When John Hendrickson and I were talking about his memoir, Life on Delay: Making Peace With A Stutter, I asked him about the advice to “find your voice” when your voice so often betrays you.*
He said this beautiful thing that I keep thinking about:
“We all have three voices: the one we think with, the one we speak with, and the one we write with. When you stutter, two of those are always at war.”
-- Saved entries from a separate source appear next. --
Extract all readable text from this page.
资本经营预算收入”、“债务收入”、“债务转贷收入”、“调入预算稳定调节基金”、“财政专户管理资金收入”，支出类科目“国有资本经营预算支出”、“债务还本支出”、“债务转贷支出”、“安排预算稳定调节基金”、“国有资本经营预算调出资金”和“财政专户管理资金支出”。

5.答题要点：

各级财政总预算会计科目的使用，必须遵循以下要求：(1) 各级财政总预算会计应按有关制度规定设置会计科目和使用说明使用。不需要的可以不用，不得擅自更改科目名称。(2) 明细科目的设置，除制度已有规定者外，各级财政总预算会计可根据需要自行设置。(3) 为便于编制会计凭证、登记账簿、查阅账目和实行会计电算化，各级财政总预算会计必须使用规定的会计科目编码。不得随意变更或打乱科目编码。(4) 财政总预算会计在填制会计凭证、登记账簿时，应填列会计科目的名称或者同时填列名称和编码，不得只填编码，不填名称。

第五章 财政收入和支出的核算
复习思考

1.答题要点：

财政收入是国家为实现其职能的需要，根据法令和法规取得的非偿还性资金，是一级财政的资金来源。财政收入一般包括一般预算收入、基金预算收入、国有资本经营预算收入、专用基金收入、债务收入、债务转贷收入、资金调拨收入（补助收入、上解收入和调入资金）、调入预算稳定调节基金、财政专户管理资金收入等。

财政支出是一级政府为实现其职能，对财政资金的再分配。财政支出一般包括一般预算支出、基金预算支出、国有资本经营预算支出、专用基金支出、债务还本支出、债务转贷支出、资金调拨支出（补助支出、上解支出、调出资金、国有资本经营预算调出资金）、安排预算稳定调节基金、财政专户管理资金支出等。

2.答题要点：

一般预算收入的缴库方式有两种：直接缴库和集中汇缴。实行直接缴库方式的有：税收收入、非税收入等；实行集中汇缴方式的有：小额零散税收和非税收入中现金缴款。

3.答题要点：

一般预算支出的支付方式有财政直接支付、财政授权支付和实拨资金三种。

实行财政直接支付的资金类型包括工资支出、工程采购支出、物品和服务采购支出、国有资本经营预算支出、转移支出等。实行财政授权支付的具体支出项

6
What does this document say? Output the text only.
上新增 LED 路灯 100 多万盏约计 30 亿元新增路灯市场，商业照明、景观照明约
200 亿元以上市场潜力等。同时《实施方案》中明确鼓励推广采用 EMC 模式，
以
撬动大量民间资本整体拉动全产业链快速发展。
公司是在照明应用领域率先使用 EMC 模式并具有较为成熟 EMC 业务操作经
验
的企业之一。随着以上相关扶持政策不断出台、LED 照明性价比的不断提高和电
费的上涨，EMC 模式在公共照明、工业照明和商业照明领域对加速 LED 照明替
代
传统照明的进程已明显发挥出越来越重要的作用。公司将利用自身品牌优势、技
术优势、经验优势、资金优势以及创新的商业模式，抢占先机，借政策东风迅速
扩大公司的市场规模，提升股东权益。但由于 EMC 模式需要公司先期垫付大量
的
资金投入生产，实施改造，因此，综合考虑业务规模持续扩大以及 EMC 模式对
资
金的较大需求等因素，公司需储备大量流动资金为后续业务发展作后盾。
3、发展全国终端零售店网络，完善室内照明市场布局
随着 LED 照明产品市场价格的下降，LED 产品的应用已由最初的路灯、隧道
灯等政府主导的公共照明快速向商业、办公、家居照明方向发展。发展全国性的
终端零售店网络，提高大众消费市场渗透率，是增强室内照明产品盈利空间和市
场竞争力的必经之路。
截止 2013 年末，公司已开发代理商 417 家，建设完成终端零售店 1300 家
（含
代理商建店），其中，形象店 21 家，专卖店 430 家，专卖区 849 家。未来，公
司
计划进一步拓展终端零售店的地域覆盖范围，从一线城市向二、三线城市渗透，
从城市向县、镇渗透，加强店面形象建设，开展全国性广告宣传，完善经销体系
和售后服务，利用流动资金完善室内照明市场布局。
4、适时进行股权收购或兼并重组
“We all have three voices: the one we think with, the one we speak with, and the one we write with. When you stutter, two of those are always at war.” — @JohnGHendy in conversation w/ @austinkleon at @BookPeople
Grab your copy of his incredible memoir ?? https://t.co/DndbfCHlSB pic.twitter.com/vljq2hSNh7
— Sarah Glen (@saraheglen) January 26, 2023
The more I think about it, the more I feel like these voices, if not warring, are always in a weird dance with each other.
Even if you’re fluent, your voice is constantly saying things that your thinking voice disagrees with and needs to correct.
If you’re someone like me, you hear yourself say things with your speaking voice that you haven’t heard your thinking voice say. (Tristan Tzara, obviously not an introvert or a person who stutters, said, “Thought is formed in the mouth.”)
If you’re a writer, your writing voice consistently says things your thinking voice hasn’t said yet, and there’s often a tension between your speaking voice and your writing voice. A writer friend, soon after meeting me in person, said she liked my blackout poems, but she didn’t think they were in the same voice I speak with.
These tensions can be painful, but they also contain energy and possibility. Joe Brainard, another writer who stuttered, said, “Writing, for me, is a way of ‘talking’ the way I wish I could talk.”
* I realize now I was stealing the subtitle of Jake Wolff’s “A Stutterer’s Guide To Writing Fiction.”